Enhancing Healthcare Search Intent Recognition with Query Representation Learning and Session Context

Classifying the intent behind healthcare search queries is crucial for improving the delivery of online healthcare information. The intricate nature of medical search queries, coupled with the limited availability of high-quality labeled data, presents substantial challenges for developing efficient classification models. Previous studies have exploited user interaction data, such as user clicks from search logs and employed pairwise loss functions to model co-click behavior for query representation learning. However, many health queries could have multiple intents, resulting in ambiguous or divergent click behavior. Furthermore, learning the single most popular intent of queries as inferred from global statistics based on the aggregate behavior of different users could potentially lead to disparity and performance drop when classifying the query intent within specific search sessions. To address these limitations, our work improves the query representation learning by aggregating similar queries via clustering, and introducing a novel loss function designed to capture the multifaceted nature of health search queries, resulting in a more scalable and accurate learning procedure.
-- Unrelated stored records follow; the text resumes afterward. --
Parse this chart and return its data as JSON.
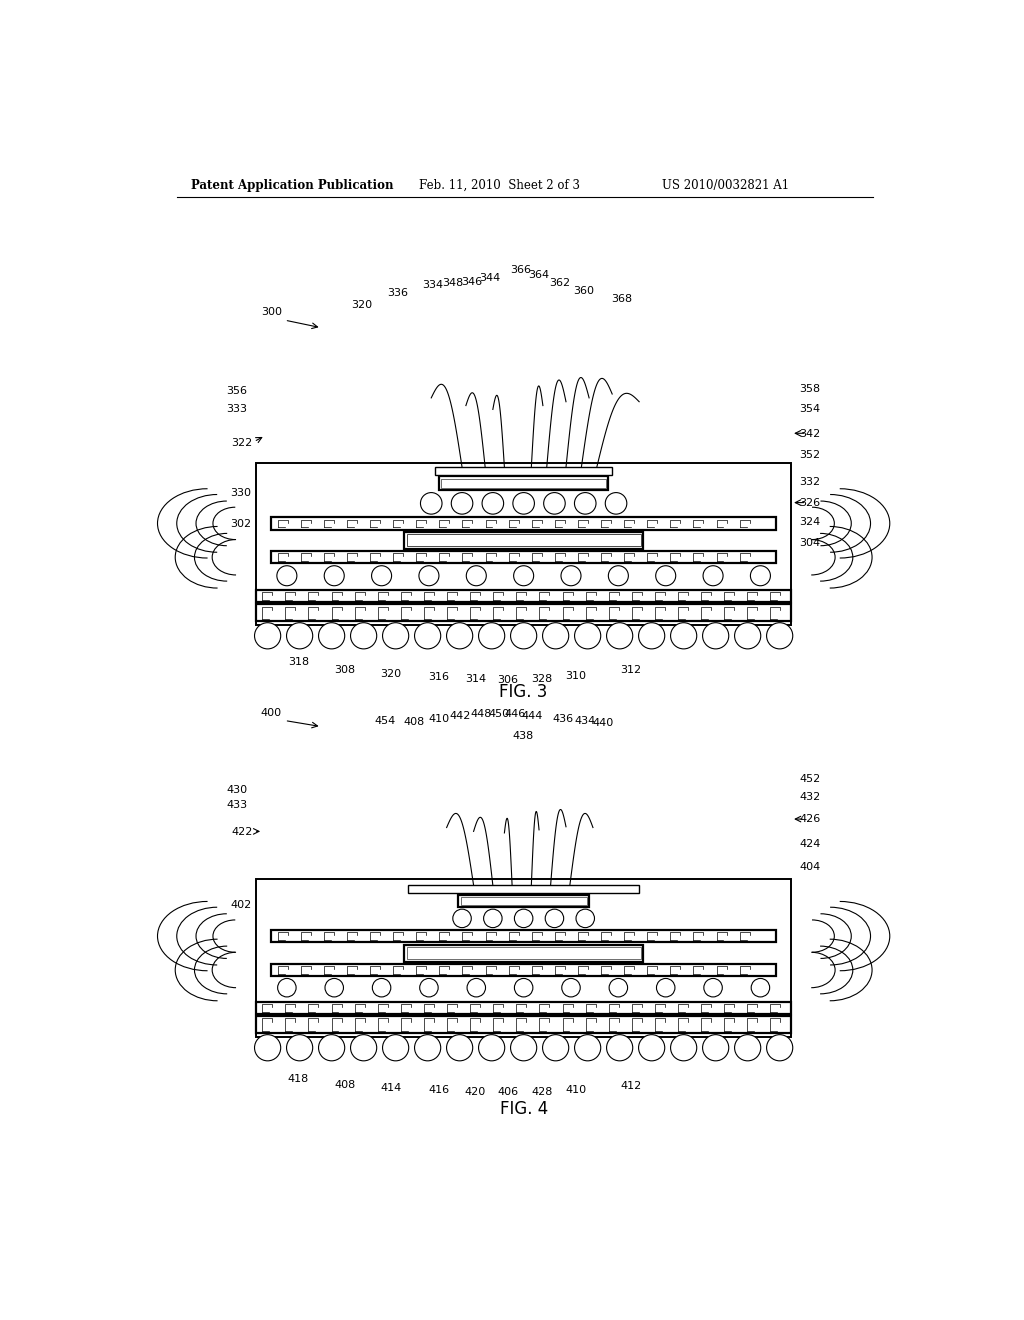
{
  "bg_color": "#ffffff",
  "line_color": "#000000",
  "header_text": "Patent Application Publication",
  "header_date": "Feb. 11, 2010  Sheet 2 of 3",
  "header_patent": "US 2010/0032821 A1",
  "fig3_label": "FIG. 3",
  "fig4_label": "FIG. 4"
}
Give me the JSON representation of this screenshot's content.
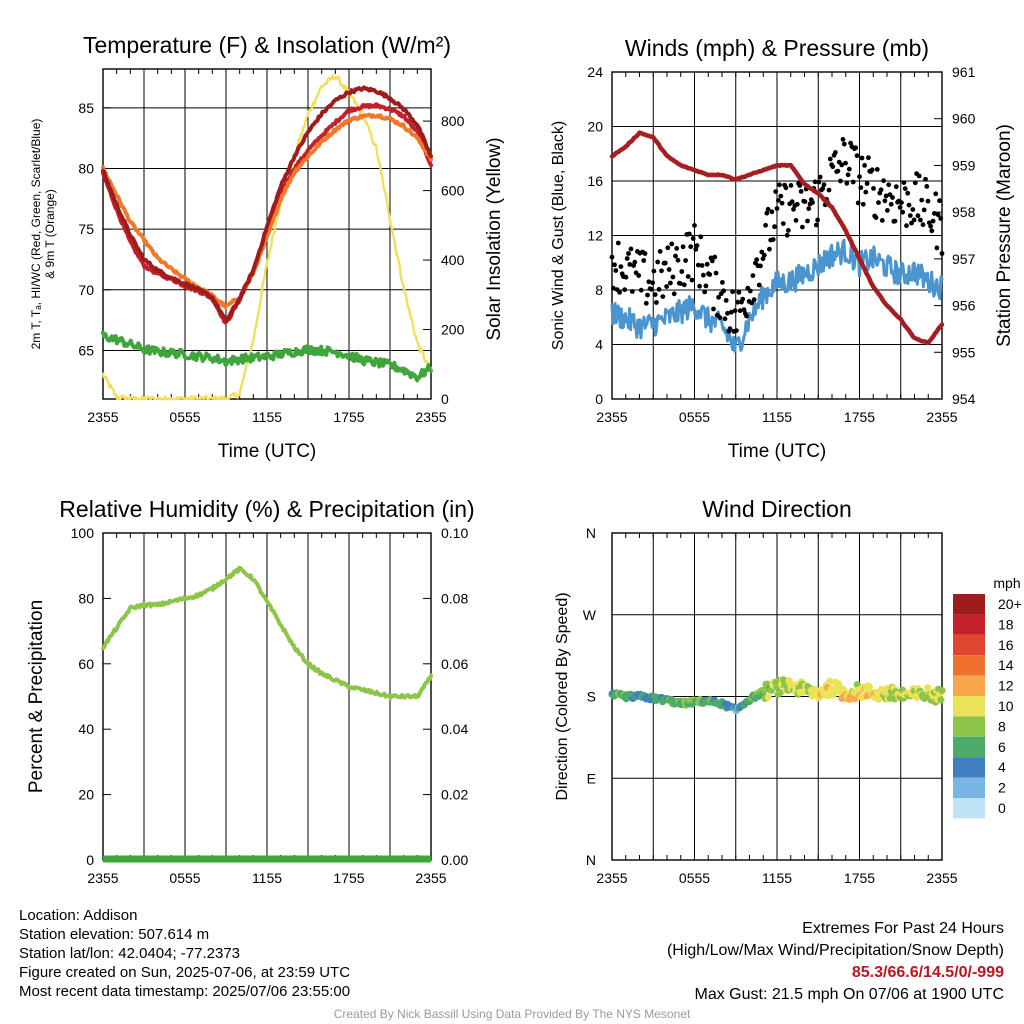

Furthermore, we quantify the ambiguity of health queries and the misalignment between global search intents and those discerned from individual sessions, by introducing the concordance rate (CR) score, and demonstrate a simple and effective method for incorporating our learned query representation into contextual, session-based search intent classification. Our extensive experimental results and analysis on two real-world search log datasets, i.e., a Health Search (HS) dataset and the publicly available TripClick dataset, demonstrate that our approach not only improves the intrinsic clustering metrics for query representation learning but also enhances accuracy for subsequent search intent classification tasks.

翻译：医疗搜索查询背后的意图分类对于改善在线医疗信息的传递至关重要。医疗查询的复杂性质，加上高质量标注数据有限，给开发高效分类模型带来了巨大挑战。以往的研究利用用户交互数据（例如搜索日志中的点击行为），并采用成对损失函数来建模共点击行为，以实现查询表示学习。然而，许多医疗查询可能具有多种意图，导致点击行为模糊或分散。此外，根据不同用户整体行为推断出的全局统计结果，仅学习查询的单一最热门意图，可能导致在特定搜索会话中分类查询意图时出现偏差和性能下降。为解决这些局限，我们的工作通过聚类聚合相似查询，并引入一种旨在捕捉医疗查询多面性特征的新型损失函数，改进了查询表示学习，从而实现了更具扩展性和精确性的学习过程。此外，我们通过引入一致率评分来量化医疗查询的模糊性，以及全局搜索意图与从单个会话中识别出的意图之间的错位，并展示了一种简单有效的方法，将学习到的查询表示融入基于上下文的会话式搜索意图分类中。我们在两个真实世界的搜索日志数据集（即医疗搜索数据集和公开的TripClick数据集）上进行的大量实验和结果分析表明，我们的方法不仅改善了查询表示学习的内在聚类指标，还提高了后续搜索意图分类任务的准确性。